Abigail Hornik, the founder and executive director of Chinook Horses, a Billings-based non-profit, is passionate about the therapeutic possibilities of bringing together gentle horses and wounded people. After moving to Montana from New York 20 years ago and marrying a native Montanan, she started a company specializing in home accessories with a Western and equine theme, but she discovered as well that she derived great joy from working with horses and children.
In 2013 she closed her company and decided to focus on finding a way to bring the healing love of horses to people who need it most.
According to their mission statement, Chinook Horses "provides opportunities for individuals and families to engage, learn, and thrive outside of the classroom and traditional therapeutic environments by practicing equine-assisted activities regardless of their ability to pay."
Founded in 2015, Chinook Horses has since helped over 275 children, teens, and adults—and currently, 80% of those helped received financial assistance through individual donations, grants, and fundraiser revenues.
Each session includes, in addition to the clients and horses, a certified equine specialist or a specialized education professional.
Equine therapy has a long history going back to ancient times. The first known mention of the practice was in 460 B.C., when philosopher Hippocrates wrote about the beneficial effects of "hippotherapy," so named because "hippo" is the Greek word for horse. Later, in the 19th century, German psychologists recommended horse-riding as a possible treatment for ailments like hysteria and hypochondria.
Indeed, studies show that spending time with a horse can reduce blood pressure, reduce the presence of the stress hormone cortisol, and promote the production of oxytocin, a hormone and neurotransmitter sometimes called "the love hormone" that is accompanied by feelings of connectedness and well-being.
In fact, the benefits are myriad. Abigail tells us, "Chinook Horse's equine-assisted learning programs include Social Thinking Groups for children with learning differences such as autism, sensory processing disorders, and attention deficit disorder. Children ages 5-18 benefit by learning flexible thinking, body awareness, and emotional self-regulation.

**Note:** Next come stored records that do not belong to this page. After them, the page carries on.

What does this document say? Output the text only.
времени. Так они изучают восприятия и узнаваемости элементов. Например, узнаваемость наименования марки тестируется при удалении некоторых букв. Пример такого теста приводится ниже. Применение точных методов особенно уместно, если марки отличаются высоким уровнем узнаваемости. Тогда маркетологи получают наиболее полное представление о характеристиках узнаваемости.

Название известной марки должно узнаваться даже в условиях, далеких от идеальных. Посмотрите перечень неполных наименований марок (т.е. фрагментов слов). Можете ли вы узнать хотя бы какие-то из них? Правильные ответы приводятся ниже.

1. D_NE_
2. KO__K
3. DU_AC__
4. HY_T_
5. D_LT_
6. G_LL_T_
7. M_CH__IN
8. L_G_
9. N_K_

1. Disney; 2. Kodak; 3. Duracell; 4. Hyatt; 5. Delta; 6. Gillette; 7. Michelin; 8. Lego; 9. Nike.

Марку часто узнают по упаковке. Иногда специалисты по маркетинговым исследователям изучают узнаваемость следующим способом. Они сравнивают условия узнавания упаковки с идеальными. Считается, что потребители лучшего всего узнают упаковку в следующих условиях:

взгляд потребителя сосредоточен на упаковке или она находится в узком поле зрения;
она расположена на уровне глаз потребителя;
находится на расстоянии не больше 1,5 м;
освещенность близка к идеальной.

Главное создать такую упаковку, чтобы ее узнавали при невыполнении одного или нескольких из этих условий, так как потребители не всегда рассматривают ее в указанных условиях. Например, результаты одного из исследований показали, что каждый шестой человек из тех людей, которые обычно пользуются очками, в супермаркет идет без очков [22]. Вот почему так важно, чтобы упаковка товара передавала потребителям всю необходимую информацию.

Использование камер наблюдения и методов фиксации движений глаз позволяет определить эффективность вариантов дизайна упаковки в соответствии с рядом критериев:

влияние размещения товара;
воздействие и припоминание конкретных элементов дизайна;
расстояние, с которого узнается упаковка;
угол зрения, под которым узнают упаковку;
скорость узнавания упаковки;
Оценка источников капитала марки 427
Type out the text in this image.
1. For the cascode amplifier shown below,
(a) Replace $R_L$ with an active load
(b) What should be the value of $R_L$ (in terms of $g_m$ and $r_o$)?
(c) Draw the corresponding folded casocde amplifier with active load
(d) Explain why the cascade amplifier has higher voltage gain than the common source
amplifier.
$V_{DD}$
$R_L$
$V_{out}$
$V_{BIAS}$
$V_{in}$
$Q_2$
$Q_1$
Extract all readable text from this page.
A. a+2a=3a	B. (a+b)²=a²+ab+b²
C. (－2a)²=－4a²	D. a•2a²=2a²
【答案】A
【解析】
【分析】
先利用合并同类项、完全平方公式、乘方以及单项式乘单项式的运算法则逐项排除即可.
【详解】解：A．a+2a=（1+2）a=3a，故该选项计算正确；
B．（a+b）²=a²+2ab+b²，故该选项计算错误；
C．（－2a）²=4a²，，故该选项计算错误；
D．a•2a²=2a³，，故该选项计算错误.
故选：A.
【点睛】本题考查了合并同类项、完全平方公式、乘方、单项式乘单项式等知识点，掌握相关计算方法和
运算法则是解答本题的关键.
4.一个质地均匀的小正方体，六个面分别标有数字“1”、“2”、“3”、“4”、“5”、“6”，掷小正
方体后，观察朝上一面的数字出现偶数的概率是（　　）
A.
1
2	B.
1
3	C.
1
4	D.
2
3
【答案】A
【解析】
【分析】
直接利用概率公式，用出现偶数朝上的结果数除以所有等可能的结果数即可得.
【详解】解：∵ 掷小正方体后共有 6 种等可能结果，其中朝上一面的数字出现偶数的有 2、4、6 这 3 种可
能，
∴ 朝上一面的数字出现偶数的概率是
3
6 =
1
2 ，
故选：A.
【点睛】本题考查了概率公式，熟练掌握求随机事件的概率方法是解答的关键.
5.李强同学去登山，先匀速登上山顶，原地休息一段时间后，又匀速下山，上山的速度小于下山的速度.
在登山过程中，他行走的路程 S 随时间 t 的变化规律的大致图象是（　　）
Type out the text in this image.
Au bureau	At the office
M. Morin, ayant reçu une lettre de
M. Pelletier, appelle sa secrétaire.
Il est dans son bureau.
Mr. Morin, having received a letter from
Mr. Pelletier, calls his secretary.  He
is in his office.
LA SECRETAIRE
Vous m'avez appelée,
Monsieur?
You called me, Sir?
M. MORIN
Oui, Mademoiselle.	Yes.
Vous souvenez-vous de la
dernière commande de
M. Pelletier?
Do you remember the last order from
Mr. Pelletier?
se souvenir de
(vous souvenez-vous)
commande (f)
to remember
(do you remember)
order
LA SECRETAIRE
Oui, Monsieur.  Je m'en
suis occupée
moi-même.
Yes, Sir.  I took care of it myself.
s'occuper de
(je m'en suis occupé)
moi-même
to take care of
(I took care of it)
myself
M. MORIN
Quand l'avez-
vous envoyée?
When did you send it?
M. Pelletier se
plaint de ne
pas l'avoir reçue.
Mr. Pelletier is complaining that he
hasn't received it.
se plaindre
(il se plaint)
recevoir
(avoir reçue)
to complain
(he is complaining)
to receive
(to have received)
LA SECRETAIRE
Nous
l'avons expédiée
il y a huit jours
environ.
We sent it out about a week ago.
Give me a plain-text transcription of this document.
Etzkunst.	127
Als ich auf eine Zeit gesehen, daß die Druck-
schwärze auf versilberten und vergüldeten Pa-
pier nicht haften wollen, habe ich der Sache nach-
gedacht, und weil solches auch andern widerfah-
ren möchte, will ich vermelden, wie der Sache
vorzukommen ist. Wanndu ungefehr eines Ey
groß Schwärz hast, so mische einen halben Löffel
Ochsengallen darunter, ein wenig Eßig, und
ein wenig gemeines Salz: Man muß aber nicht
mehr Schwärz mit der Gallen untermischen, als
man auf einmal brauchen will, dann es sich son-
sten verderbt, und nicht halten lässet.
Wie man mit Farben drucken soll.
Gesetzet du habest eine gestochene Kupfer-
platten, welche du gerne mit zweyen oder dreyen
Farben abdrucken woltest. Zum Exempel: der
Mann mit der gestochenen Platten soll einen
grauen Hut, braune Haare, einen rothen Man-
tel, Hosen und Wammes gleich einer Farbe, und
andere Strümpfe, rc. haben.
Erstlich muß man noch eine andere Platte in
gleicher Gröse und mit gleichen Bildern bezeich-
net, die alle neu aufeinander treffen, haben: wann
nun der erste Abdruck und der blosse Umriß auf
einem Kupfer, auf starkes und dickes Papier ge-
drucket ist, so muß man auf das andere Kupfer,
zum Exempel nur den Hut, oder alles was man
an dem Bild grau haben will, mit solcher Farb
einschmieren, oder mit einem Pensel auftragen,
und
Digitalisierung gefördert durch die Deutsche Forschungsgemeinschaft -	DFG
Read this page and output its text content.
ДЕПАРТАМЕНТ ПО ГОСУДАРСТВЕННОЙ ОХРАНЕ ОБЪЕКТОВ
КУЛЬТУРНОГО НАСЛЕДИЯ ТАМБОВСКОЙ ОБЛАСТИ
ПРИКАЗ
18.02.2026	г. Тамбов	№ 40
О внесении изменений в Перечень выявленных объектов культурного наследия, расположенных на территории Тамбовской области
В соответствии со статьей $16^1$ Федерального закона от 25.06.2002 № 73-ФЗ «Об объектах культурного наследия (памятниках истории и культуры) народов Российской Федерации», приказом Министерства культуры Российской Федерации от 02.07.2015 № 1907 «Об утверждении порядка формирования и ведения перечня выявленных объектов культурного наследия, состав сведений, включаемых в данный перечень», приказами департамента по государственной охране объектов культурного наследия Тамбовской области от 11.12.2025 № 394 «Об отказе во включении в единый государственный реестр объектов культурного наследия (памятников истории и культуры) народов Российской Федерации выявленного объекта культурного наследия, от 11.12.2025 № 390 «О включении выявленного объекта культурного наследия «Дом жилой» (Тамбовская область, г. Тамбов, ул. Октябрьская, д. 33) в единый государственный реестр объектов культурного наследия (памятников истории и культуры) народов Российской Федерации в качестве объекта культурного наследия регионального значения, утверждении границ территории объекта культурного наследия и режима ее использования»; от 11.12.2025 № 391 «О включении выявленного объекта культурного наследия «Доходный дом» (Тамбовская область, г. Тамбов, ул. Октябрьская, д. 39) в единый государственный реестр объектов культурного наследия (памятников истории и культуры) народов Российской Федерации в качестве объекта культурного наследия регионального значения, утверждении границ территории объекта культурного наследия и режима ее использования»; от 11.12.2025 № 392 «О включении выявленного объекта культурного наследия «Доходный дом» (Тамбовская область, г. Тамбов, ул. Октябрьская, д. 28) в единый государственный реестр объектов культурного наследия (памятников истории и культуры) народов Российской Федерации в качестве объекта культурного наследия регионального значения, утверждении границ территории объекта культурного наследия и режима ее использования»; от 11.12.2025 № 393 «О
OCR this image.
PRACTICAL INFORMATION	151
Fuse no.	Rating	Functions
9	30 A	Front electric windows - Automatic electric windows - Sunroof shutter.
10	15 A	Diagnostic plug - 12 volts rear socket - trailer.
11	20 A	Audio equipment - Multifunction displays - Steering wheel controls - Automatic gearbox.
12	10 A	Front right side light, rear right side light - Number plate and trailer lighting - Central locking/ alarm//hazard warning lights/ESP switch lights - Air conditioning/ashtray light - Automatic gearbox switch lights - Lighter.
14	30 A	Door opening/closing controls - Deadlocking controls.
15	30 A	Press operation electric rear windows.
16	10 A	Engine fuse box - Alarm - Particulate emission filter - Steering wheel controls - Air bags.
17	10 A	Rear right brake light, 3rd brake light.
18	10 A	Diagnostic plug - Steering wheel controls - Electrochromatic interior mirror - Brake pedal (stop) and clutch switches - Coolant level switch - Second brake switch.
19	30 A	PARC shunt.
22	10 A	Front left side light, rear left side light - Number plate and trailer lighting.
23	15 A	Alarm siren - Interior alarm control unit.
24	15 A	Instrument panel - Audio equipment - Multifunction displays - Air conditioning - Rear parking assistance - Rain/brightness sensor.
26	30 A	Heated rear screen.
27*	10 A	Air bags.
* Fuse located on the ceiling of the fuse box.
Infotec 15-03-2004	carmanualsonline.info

Since September, we have also been offering a Leadership Development class that serves neuro-typical children and children with learning differences who are learning primarily at home this year. This program will start again in early March of 2021 for 6-8-year-olds and 11-13-year-olds."
Abigail has many stories of the therapy's instrumental value in even the toughest cases.
"Last summer," Abigail tells us, "the team provided equine-assisted therapy for a nine-year-old girl who had been sexually abused. Her adoptive mother had feared for her and her son's safety due to her daughter's violent outbursts. Eventually, the Chinook Horses team and the mother agreed to augment therapy with small group work to help her daughter address her violent behaviors at home and at school. She was able to develop critical social and communication skills she needed to help her regulate her emotions and communicate her needs to others. The intervention of equine-assisted therapy resulted in an impactful change to her behaviors at home, as she learned how to manage her anger in safer, more appropriate ways with this supplemental intervention."
Please join us in thanking Chinook Horses and Abigail for the great work that they are doing—may it continue to brighten the lives of people, children and adults, who would most benefit from the experience of a horse's remarkable and compassionate comprehension.